As he had hoped, the answering artillery fire was greatly diminished from what his forces had experienced before the Rho Ship’s attack. Now, robbed of the bulk of their artillery support, the Eadric assault faltered. With a word, Dgarra committed his combat reserve, a burst of pride swelling his breast as he watched fresh Koranthian warriors pour from their caverns to sweep the exhausted Eadric assault troopers from their positions. Dgarra ordered his artillery to shift their firing farther behind the enemy lines to avoid killing his own warriors.

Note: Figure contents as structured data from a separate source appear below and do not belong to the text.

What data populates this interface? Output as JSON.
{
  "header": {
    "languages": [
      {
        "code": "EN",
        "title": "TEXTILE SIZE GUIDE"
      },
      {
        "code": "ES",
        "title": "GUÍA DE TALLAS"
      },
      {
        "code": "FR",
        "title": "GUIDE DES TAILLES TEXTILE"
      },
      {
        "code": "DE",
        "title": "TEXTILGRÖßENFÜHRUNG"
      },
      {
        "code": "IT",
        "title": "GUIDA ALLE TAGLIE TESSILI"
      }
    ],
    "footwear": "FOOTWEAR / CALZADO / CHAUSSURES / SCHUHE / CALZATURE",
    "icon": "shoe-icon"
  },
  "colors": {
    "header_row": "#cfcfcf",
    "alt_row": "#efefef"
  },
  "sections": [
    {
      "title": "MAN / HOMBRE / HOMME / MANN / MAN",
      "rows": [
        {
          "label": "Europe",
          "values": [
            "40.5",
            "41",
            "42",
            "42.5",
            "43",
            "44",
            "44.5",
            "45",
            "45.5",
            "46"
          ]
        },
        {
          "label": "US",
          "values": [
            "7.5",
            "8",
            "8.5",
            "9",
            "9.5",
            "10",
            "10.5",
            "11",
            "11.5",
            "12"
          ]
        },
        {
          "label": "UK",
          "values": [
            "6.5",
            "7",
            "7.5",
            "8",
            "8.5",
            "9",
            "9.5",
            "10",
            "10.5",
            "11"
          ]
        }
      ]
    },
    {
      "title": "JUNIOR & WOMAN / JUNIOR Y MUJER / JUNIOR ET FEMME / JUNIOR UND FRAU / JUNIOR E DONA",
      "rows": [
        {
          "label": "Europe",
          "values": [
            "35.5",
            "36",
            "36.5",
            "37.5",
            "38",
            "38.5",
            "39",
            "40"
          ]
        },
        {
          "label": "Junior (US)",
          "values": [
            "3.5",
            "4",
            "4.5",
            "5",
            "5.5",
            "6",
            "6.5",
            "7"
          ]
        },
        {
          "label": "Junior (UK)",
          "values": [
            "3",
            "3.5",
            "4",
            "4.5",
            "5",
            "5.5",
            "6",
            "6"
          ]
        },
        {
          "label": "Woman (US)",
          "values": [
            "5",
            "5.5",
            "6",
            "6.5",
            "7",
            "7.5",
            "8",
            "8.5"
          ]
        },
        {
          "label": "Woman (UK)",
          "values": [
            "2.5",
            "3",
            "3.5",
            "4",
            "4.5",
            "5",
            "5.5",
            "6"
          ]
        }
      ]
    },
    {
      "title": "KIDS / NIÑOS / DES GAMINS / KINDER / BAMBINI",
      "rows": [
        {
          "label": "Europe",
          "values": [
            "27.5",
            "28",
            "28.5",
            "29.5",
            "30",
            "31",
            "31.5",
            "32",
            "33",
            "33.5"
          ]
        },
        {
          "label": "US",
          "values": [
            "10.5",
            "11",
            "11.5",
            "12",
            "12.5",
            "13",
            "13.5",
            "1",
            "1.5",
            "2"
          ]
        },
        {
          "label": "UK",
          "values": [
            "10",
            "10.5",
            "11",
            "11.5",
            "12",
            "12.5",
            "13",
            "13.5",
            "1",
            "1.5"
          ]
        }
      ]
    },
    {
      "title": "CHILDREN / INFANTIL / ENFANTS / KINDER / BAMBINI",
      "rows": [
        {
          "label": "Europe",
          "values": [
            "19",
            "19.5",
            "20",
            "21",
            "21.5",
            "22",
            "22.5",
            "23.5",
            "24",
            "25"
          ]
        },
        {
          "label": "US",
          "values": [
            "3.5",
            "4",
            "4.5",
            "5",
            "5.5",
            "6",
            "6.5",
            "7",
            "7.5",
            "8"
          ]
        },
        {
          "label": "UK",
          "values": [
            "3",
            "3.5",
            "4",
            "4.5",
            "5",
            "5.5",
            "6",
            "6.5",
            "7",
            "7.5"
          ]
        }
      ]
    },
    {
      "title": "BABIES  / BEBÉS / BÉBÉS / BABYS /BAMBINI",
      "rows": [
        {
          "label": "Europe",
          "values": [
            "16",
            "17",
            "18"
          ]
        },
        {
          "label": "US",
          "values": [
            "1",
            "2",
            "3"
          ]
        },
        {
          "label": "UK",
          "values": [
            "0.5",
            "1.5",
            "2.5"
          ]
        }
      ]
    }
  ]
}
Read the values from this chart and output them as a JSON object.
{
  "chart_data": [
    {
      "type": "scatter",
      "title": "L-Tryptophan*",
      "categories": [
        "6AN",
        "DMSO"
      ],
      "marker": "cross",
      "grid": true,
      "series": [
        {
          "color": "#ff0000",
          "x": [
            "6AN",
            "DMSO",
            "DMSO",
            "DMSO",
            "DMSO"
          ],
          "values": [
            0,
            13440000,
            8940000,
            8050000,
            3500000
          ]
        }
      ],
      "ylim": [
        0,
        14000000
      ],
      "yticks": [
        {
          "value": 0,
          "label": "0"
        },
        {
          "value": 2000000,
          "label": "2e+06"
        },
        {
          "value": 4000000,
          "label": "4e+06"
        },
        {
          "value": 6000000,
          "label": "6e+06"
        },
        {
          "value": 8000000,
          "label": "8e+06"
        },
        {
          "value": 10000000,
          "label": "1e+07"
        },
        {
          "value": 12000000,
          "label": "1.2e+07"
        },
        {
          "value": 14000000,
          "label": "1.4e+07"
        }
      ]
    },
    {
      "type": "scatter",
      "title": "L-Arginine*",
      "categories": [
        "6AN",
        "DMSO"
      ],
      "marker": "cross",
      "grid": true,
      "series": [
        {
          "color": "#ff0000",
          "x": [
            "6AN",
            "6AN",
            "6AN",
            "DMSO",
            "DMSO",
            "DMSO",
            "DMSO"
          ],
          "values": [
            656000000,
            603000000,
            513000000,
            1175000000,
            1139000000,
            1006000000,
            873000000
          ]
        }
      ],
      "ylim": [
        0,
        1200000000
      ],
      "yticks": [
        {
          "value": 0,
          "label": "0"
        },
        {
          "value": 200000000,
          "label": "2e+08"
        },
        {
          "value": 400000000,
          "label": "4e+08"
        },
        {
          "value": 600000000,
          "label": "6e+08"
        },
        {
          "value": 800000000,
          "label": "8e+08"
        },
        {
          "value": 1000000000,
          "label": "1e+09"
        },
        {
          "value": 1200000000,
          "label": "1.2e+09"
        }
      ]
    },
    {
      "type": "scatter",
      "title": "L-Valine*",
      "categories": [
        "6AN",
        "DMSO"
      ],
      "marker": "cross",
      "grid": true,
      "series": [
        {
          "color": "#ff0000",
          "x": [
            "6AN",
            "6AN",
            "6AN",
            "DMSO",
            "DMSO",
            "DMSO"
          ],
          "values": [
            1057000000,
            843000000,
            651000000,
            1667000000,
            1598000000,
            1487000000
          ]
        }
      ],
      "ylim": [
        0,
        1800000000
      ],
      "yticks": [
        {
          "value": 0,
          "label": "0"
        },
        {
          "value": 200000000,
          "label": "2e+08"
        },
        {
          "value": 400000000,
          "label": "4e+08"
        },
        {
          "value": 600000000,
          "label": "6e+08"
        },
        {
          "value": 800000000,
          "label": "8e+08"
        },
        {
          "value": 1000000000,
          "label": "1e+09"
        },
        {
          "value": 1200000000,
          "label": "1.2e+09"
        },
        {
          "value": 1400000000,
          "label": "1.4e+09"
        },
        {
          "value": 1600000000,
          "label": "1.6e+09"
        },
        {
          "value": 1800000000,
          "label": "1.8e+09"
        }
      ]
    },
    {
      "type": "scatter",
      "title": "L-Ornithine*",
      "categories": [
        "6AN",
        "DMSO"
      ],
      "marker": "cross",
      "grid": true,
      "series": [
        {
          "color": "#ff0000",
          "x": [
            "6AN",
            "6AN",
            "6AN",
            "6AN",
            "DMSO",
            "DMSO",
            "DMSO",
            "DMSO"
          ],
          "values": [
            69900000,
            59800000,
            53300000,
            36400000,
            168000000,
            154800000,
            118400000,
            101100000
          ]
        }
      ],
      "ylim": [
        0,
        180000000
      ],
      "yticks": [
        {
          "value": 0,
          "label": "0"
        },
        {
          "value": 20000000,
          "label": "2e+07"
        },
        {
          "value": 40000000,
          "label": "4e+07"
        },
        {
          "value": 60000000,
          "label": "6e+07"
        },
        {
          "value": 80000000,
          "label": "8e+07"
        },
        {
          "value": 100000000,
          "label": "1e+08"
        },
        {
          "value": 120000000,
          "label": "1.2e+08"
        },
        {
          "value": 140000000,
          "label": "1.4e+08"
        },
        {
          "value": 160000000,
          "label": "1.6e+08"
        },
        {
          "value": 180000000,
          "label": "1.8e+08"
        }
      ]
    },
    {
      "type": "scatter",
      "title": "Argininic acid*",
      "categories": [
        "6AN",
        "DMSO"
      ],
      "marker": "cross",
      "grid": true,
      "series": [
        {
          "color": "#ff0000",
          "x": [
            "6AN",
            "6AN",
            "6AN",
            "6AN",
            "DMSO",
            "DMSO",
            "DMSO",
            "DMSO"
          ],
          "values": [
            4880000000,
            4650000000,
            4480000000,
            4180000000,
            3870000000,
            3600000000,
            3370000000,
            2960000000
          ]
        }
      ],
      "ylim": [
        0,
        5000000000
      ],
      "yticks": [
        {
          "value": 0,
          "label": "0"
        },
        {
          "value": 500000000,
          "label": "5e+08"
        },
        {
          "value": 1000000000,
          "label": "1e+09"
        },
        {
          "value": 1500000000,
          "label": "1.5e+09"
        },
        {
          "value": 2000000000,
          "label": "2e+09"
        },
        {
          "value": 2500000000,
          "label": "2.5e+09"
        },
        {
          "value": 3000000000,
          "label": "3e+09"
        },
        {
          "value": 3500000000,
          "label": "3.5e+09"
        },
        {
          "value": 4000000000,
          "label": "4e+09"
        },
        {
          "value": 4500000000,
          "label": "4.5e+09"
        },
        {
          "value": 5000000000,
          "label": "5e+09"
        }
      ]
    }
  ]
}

He felt someone step up beside him and turned to see Smythe standing there, her black and purple uniform crusted with the dried blood that had also plastered her short-cropped brown hair to her skull. Despite her appearance, Smythe’s eyes were alert as she peered at the battlefield displays projected on the command center’s far wall. Her return was a small thing, but at the end of this long day, one more thing to be thankful for.
“When you fell during the battle,” he said, “I feared that I had lost you.”
Smythe turned toward him, a slow smile spreading across her human features. “I take it that Raul’s attack succeeded.”
“You ordered that action without consulting me.”
Smythe’s shoulders lifted slightly in one of her odd human expressions. “I can’t order Raul to do anything. I merely requested the air support, and he agreed.”
“It could cost us the Rho Ship.”
“If the Kasari and their allies were to overrun your position, the ship wouldn’t matter. Since I wasn’t able to communicate with you, it seemed a worthwhile risk.”
General Dgarra stared down at this impressive human female. In certain ways she reminded him of his younger self: idealistic, aggressive, and utterly fearless. Time and again she had proven herself worthy of his trust, worthy of the risks he’d taken for her. Not only had she saved his life, but she had also delivered on her promises to instruct Dgarra’s engineers in alien technologies.
But trust was the least of what he had come to feel for her.
Even now, the general did not fully understand his emotions. He just knew that he felt better in her presence, and whenever Jennifer was apart from him, an emptiness ate away at his soul.
Despite his best efforts to hide these feelings, he could see in her eyes that she knew.
And maybe he was imagining things, but she seemed to return his fondness.
He had never met a potential mate with this combination of attributes. The fact that he now found himself attracted to this strange alien female went far beyond odd and was utterly incongruous with his upbringing. The very idea of weakening the Koranthian bloodline, assuming that interbreeding was even possible with a human female, amounted to high treason. In every instance where a Koranthian had mated with another race, the sentence had been the same: death by cleansing fire.
Purging these thoughts from his mind, Dgarra turned his attention back to the Rho Ship.
“What is Raul’s status?” he asked.
“Give me a moment.”
Smythe removed the iridescent headband from her cargo pocket and placed it on her head. After several moments of concentration, she frowned and returned it to her pocket.
“I’m not getting a connection.”
“What would cause that?”
“If he made a wormhole jump, it might have taken him out of this headset’s range.”
Dgarra had come to recognize the look on Jennifer’s face whenever she doubted her words.
“And if that is not the case?”
Her eyes narrowed and locked with his. And in that look, he detected a deep, contagious dread.
“Then Raul’s gamble may not have paid off.”